There was a silence that hung in the air, but I wasn't done and I could feel Auntie's eyes on my back, but it was easier to talk to her when I wasn't facing her 'I haven't gotten that courageous yet.'
"I can't remember if I was upset when you left, I want to say that I was. That I felt like someone else had left me behind, I want to say that I felt like I lost more than just my mom during that raid. I know that when I found your stuff I was hurt that I forgot about you, hurt and confused that you left, anger at Stoic and Gobber for keeping you a secret. As for you being back… " This time I paused and turned to look at my aunt.
"I'm happy." Everything I said was true and the smile that was on my face was real, it felt nice.
Auntie just started at me for a moment her eyes starting to gloss over and before I knew it I was glopped into a tight hug.
"I'm sorry Halla…I'm so sorry I just wanted to keep you safe. I wanted to take you away from here to keep the last thing I cared about safe from dragons, Vikings or Stoic for that matter. I didn't mean to be gone so long, but I...I was…I was afraid."
'Afraid Vikings aren't afraid they have issues…they live for facing enemies and battles. Auntie was suppose to be one of the best Vikings so why would she be afraid of me?'
"What were you afraid of" I asked, hugging her back ignoring the pressure she was putting on my shoulder.

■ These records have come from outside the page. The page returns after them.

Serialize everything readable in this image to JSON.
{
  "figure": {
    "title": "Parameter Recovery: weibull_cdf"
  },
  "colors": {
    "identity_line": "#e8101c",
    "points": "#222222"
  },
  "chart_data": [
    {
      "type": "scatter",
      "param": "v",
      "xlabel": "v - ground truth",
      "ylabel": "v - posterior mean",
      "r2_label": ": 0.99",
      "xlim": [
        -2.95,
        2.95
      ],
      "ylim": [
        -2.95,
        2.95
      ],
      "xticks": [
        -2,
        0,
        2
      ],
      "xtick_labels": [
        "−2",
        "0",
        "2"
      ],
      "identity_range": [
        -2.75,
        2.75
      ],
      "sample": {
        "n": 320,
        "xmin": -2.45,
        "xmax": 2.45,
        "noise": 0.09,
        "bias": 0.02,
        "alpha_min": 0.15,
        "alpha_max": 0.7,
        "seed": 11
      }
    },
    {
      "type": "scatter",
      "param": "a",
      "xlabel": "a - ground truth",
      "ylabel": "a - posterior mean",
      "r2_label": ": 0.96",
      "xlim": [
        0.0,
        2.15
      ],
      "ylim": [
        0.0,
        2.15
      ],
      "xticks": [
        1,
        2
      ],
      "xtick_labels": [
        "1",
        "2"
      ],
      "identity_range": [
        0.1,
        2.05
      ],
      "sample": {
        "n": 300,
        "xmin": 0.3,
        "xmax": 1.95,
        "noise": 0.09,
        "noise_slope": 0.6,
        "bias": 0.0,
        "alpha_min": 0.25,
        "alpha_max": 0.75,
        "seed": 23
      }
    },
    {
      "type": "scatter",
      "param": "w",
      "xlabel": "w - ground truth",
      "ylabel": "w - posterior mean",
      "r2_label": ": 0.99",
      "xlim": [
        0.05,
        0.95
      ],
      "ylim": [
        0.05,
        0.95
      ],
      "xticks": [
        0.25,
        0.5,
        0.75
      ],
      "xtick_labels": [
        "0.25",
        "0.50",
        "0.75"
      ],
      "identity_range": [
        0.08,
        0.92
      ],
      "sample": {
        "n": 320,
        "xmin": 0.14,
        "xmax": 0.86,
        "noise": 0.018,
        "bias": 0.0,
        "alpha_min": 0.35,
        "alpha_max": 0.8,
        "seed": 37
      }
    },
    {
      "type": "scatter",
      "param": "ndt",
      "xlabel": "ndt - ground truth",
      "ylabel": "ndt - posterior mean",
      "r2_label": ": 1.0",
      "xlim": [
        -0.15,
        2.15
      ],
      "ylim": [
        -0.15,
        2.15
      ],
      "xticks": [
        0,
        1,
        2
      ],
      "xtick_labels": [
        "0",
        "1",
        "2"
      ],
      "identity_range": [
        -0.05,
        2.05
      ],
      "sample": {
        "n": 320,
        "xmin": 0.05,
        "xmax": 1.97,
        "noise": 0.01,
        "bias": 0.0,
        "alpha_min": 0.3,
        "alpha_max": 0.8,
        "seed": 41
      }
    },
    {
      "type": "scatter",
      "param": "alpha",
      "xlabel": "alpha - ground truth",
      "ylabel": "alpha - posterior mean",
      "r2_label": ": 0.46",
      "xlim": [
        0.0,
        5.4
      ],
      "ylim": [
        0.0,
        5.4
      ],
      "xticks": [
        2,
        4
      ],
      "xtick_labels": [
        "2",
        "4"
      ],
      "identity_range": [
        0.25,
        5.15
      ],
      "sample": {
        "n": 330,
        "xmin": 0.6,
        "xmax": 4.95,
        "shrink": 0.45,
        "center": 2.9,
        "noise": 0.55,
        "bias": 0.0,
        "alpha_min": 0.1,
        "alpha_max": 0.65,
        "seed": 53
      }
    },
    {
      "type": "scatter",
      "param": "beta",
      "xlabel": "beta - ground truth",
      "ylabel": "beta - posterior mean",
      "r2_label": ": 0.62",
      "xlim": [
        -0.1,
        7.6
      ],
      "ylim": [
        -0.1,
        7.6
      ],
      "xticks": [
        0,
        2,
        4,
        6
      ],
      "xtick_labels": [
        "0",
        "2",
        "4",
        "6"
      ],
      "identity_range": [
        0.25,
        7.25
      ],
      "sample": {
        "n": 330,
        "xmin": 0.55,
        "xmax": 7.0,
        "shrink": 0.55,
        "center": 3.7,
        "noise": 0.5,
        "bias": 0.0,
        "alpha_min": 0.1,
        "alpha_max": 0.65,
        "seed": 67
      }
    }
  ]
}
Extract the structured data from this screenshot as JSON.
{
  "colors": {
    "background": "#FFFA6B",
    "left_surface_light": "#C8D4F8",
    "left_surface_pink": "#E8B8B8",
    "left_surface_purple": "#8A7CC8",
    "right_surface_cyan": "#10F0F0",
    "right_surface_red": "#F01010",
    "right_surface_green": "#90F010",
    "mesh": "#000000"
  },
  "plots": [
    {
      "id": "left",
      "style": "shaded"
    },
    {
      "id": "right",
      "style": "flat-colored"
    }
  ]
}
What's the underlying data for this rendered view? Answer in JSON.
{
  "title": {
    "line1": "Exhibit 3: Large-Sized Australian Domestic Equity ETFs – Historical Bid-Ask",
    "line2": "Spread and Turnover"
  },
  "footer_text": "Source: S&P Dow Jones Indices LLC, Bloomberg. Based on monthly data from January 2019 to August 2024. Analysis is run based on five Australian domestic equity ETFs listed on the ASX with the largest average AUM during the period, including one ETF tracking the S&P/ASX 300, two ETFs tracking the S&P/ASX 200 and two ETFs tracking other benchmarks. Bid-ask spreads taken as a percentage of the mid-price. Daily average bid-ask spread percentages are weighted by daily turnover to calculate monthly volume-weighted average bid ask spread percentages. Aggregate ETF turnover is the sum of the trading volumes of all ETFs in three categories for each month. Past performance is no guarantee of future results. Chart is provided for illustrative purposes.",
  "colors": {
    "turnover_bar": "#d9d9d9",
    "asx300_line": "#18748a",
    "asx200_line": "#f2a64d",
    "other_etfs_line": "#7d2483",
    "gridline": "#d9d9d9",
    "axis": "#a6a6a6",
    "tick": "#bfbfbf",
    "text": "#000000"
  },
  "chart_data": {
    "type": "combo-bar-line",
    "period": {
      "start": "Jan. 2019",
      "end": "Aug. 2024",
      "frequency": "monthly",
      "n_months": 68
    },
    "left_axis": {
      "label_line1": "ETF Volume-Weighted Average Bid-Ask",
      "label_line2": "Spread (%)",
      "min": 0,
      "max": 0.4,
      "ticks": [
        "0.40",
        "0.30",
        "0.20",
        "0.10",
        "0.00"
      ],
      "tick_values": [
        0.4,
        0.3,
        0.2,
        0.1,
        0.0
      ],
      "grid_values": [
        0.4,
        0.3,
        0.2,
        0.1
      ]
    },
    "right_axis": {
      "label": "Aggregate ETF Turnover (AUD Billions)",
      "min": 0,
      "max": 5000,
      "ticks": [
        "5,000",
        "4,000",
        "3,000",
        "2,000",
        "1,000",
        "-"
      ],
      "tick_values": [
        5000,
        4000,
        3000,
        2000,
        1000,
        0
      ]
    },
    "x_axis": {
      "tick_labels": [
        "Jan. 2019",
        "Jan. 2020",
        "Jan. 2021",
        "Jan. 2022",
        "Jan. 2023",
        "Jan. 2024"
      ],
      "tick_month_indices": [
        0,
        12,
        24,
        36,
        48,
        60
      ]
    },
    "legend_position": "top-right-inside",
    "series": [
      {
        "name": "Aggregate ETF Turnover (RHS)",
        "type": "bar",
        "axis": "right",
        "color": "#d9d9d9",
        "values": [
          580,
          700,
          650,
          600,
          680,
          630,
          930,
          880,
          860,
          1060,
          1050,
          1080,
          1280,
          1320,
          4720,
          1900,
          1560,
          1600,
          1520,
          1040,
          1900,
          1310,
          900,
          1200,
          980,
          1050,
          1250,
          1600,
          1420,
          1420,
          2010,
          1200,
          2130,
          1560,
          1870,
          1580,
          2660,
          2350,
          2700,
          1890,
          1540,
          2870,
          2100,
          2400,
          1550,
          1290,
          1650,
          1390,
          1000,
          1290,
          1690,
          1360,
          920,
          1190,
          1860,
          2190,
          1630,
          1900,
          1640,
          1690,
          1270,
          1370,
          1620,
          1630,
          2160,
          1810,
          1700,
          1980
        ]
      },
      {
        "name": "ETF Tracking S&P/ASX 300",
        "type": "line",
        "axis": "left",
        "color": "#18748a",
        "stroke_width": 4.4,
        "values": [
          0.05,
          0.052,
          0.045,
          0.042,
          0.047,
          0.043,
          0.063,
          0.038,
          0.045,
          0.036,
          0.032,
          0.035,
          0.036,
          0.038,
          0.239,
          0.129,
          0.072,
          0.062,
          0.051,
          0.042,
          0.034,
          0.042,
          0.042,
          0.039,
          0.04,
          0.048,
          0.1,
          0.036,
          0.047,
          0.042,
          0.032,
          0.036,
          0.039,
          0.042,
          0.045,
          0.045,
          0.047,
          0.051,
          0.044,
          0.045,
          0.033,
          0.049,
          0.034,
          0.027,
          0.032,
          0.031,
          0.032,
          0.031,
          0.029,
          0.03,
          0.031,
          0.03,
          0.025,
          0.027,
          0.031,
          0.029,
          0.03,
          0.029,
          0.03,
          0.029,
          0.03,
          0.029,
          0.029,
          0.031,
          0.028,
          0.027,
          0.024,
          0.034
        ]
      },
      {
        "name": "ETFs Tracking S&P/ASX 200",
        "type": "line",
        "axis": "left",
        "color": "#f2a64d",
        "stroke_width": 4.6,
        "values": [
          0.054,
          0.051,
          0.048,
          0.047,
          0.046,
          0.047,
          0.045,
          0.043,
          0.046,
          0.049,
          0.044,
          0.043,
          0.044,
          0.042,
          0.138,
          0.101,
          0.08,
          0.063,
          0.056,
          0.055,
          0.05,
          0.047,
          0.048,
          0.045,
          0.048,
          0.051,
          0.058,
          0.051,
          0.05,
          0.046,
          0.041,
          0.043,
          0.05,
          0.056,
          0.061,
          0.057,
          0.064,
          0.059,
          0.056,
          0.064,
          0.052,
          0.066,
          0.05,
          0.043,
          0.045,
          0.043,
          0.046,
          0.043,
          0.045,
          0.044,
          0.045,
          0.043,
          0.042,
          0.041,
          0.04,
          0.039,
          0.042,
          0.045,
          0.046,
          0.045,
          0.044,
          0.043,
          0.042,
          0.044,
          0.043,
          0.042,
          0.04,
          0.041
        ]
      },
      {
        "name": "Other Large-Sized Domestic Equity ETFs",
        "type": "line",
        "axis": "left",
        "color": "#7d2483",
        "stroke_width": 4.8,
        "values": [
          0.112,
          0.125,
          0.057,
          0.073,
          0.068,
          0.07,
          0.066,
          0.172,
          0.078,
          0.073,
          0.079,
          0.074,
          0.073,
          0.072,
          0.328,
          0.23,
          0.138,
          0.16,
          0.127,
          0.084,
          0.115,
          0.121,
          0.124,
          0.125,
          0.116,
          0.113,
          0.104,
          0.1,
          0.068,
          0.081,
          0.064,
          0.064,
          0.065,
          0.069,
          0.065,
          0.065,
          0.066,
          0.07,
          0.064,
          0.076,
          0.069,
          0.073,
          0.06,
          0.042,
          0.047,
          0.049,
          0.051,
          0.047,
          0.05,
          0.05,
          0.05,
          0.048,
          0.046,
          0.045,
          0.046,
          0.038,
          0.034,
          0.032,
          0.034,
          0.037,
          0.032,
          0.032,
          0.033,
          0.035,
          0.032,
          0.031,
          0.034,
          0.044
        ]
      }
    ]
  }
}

"Have you ever loved some one so much that you were afraid that one day they would hate you. You give them every reason to be upset with you to be angry with you and you're just scared that they will hate you to the point that they won't forgive you. I left you…I left you probably when you needed family the most and I lied, I promised that I would be back soon and instead I'm gone for years…I gave you a reason to be anger with me and that's what I was afraid of…" she took a deep breath pulling away. "Traveling around the world I learned one thing. It easier for people to hate one another than to try and understand one another."
"I think I understand and I forgive you for everything Auntie."
'She afraid I would hate her just like I was afraid Toothless would hate me...how strange…I wonder if it would be possible to tear the rift between Vikings and dragons so much has been lost on both sides, but who knows maybe it will be possible…that is if Vikings can get over their stubbornness issues.'
"You're here now Auntie and that's all that matters"
Auntie smiled and brought her forehead to mine. "I promise baby girl this time I'm not going anywhere."
"What about my dad?"
"Let him try to stop me…I promise you I'm not going any where not without you at least." I smiled and bowed my head into her forehead, part of me hoping she keeps her promise.